2024年1月26日(金)6時6分 デイリーNKジャパン

「人民経済発展の12の高地をすべて占領した。」


昨年末に開かれた朝鮮労働党中央委員会第8期第9回総会拡大会議で、金正恩総書記は「人民経済」(民生経済)の「高地」(重要な経済目標)をすべて達成し、大きな成果を上げたと自賛した。しかし、国民からはこんな声が上がっている。


「誰も餓死しない1年になって欲しい」


中国国境に接する北部地域では、新型コロナウイルスの流入を防ぐために頻繁にロックダウンが実施された。それにより地域経済で重要な地位を占める公設市場が、かなりのダメージを受けた。

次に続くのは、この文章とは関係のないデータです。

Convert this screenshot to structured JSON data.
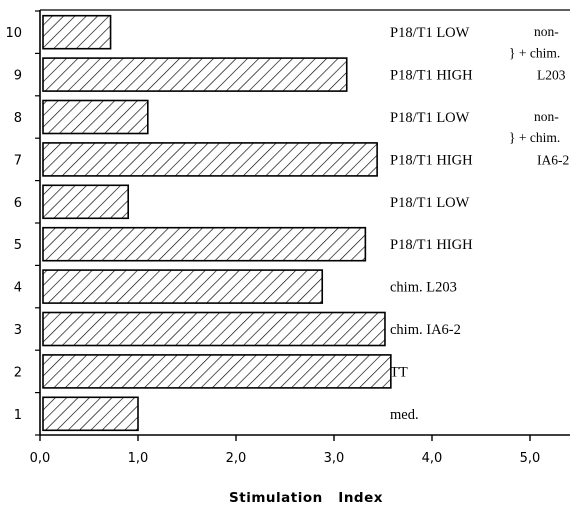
{
  "chart_data": {
    "type": "bar",
    "orientation": "horizontal",
    "xlabel": "Stimulation   Index",
    "xlim": [
      0,
      5.5
    ],
    "x_ticks": [
      "0,0",
      "1,0",
      "2,0",
      "3,0",
      "4,0",
      "5,0"
    ],
    "rows": [
      {
        "index": "1",
        "label": "med.",
        "value": 1.0
      },
      {
        "index": "2",
        "label": "TT",
        "value": 3.58
      },
      {
        "index": "3",
        "label": "chim.  IA6-2",
        "value": 3.52
      },
      {
        "index": "4",
        "label": "chim.  L203",
        "value": 2.88
      },
      {
        "index": "5",
        "label": "P18/T1 HIGH",
        "value": 3.32
      },
      {
        "index": "6",
        "label": "P18/T1 LOW",
        "value": 0.9
      },
      {
        "index": "7",
        "label": "P18/T1 HIGH",
        "value": 3.44
      },
      {
        "index": "8",
        "label": "P18/T1 LOW",
        "value": 1.1
      },
      {
        "index": "9",
        "label": "P18/T1 HIGH",
        "value": 3.13
      },
      {
        "index": "10",
        "label": "P18/T1 LOW",
        "value": 0.72
      }
    ],
    "group_labels": [
      {
        "rows": [
          "9",
          "10"
        ],
        "top": "non-",
        "brace": "} + chim.",
        "bottom": "L203"
      },
      {
        "rows": [
          "7",
          "8"
        ],
        "top": "non-",
        "brace": "} + chim.",
        "bottom": "IA6-2"
      }
    ],
    "grid": false,
    "legend": "none"
  }
}
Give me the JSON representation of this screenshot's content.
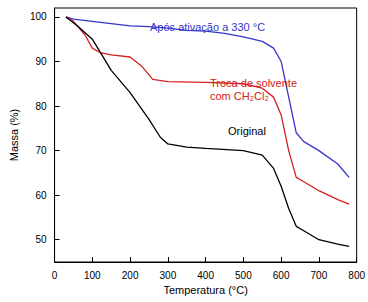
{
  "chart_data": {
    "type": "line",
    "x_label": "Temperatura (°C)",
    "y_label": "Massa (%)",
    "xlim": [
      0,
      800
    ],
    "xticks": [
      0,
      100,
      200,
      300,
      400,
      500,
      600,
      700,
      800
    ],
    "ylim": [
      45,
      102
    ],
    "yticks": [
      50,
      60,
      70,
      80,
      90,
      100
    ],
    "grid": false,
    "series": [
      {
        "name": "Após ativação a 330 °C",
        "color": "#3535c8",
        "x": [
          30,
          50,
          100,
          150,
          200,
          250,
          300,
          350,
          400,
          450,
          500,
          550,
          580,
          600,
          620,
          640,
          660,
          700,
          750,
          780
        ],
        "values": [
          100,
          99.5,
          99,
          98.5,
          98,
          97.8,
          97.5,
          97,
          96.8,
          96.3,
          95.5,
          94.5,
          93,
          90,
          82,
          74,
          72,
          70,
          67,
          64
        ]
      },
      {
        "name": "Troca de solvente\ncom CH₂Cl₂",
        "color": "#d42020",
        "x": [
          30,
          50,
          80,
          100,
          120,
          150,
          200,
          230,
          260,
          300,
          400,
          500,
          550,
          580,
          600,
          620,
          640,
          660,
          700,
          750,
          780
        ],
        "values": [
          100,
          99,
          96,
          93,
          92,
          91.5,
          91,
          89,
          86,
          85.5,
          85.3,
          85,
          84,
          82,
          78,
          70,
          64,
          63,
          61,
          59,
          58
        ]
      },
      {
        "name": "Original",
        "color": "#000000",
        "x": [
          30,
          60,
          100,
          150,
          200,
          250,
          280,
          300,
          350,
          400,
          500,
          550,
          580,
          600,
          620,
          640,
          660,
          700,
          750,
          780
        ],
        "values": [
          100,
          98,
          95,
          88,
          83,
          77,
          73,
          71.5,
          70.8,
          70.5,
          70,
          69,
          66,
          62,
          57,
          53,
          52,
          50,
          49,
          48.5
        ]
      }
    ]
  }
}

デイリーNKは、いずれも国境に接する両江道(リャンガンド)、咸鏡北道(ハムギョンブクト)の住民とのインタビューを行い、最近の暮らし向きについて尋ねた。


ー最近の暮らし向きはどうか


両江道の住民Aさん(以下A):誰もが想像を絶するほど苦しい生活を送っている。コメがないのでワラビを茹でて、毎日一握りずつ食べて延命している人もいれば、大量に水を飲んで空腹を紛らわしている人もいる。また、ゴミ捨て場や路地裏で家族単位のコチェビ(ホームレス)が寒さに震えている。ますます生活が行き詰まり、ため息が出るばかりだ。

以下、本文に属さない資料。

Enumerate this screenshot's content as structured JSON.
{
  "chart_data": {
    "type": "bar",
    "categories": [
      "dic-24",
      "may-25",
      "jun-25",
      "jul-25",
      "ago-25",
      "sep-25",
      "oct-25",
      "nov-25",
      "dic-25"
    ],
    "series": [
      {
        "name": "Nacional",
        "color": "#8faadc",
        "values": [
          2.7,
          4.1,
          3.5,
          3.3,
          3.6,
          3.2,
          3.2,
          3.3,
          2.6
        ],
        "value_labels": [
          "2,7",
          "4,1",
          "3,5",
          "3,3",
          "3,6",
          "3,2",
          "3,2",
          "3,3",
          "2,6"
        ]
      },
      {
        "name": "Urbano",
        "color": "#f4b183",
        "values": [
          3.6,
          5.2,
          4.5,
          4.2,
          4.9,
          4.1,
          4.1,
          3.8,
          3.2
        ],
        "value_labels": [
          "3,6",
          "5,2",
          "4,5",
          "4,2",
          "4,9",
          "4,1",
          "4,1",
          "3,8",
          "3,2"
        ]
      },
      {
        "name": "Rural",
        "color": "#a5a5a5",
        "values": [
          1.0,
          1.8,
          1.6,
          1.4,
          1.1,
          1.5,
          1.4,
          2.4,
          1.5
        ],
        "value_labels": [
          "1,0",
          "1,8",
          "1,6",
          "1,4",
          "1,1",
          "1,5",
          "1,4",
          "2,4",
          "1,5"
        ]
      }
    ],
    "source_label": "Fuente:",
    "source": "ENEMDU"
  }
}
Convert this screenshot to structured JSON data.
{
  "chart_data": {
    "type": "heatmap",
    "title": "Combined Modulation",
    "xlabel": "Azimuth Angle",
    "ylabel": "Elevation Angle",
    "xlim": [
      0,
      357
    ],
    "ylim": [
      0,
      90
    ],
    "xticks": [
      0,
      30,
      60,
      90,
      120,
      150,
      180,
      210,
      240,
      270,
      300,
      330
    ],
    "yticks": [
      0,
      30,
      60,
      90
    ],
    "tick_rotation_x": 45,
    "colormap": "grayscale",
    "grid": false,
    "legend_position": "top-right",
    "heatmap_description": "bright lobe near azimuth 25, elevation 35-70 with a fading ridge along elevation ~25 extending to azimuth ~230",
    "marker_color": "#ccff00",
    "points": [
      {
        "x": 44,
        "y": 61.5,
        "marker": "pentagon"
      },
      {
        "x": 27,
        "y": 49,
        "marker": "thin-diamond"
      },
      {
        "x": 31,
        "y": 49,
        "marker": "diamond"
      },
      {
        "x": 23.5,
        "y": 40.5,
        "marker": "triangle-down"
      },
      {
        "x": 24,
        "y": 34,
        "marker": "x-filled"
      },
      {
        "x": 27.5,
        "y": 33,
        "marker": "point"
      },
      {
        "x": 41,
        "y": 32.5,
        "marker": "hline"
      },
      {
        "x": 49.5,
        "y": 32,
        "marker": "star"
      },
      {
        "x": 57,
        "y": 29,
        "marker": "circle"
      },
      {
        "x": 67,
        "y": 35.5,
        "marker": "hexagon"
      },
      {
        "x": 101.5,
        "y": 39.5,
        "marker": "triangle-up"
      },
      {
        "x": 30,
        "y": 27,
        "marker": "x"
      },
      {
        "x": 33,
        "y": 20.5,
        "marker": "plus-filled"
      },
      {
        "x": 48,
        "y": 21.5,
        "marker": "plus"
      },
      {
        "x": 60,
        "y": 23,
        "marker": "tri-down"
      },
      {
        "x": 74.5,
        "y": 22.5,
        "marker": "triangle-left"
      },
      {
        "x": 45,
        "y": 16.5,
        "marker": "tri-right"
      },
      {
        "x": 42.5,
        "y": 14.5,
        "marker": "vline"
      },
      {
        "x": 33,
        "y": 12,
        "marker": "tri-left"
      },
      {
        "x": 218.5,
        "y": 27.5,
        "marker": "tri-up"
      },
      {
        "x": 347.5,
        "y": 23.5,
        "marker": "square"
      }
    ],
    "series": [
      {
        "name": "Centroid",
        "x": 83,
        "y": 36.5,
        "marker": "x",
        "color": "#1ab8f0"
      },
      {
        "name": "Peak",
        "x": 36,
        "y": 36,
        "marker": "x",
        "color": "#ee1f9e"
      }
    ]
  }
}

咸鏡北道の住民Bさん(以下B):栄養失調になる人が増えている。病気になってもお金がなく、必要な薬を買うことも、適切な治療を受けることもできない。今や単に「貧しい」というレベルを超えて、「命の危機」というべき状況だ。それでも「元帥様ありがとうございます」「わが国(北朝鮮)が一番好き」と叫ばされる。もうこんな暮らしから抜け出したい。


ー昨年最も苦しかったことは?


A:こっちの暮らし向きなど考えず、人民班(町内会)や女性同盟から(金品を)出せと言われ続け苦しかった。昨日きょう始まったことではないが、一夜明けるとコチェビがさらに増えている現実を無視して、「ともかく出せ」と言われ続け、出せなければ恥をかかされる。どうしようもない。

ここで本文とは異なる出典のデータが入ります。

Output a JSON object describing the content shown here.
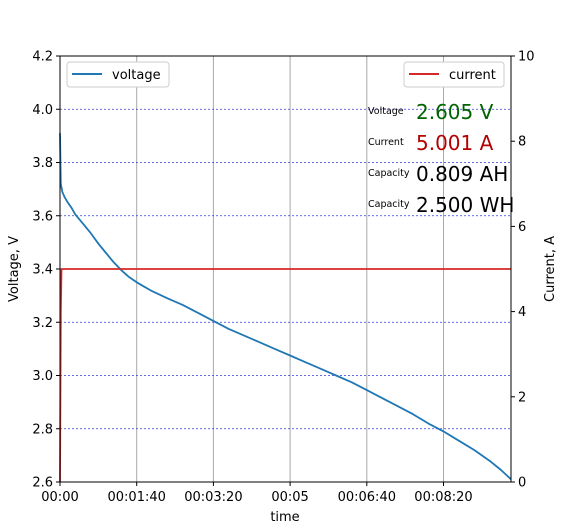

B:取り締まりと統制だ。市場に空きスペースはなく、路上で物を売ってその日暮らしをしている人々は、取締官に追い立てられ、捕まれば商品はすべて没収される。そのため必死で抵抗し、取られたものを取り返そうとする。そして、獣のように扱われる。人間として生まれたのに、人間らしく生きることもできずに死んでいくしかないのかと思うと恐ろしい。



ー今年の願いは?


A:昨年、国は住宅をたくさん建ててくれたが、そこに住む人々の暮らしは厳しい。まさに見掛け倒しだ。新年は、目に見えるものだけにこだわるのではなく、住民が切実に求める食糧問題に関心を持って解決してほしい。


B:新年は自分で商売ができるようになり、儲かることを願っている。生活苦にあえぐ住民が飢死にしない一年であってほしい。ここ数年の苦労や苦しみが終わる一年であってほしいと思う。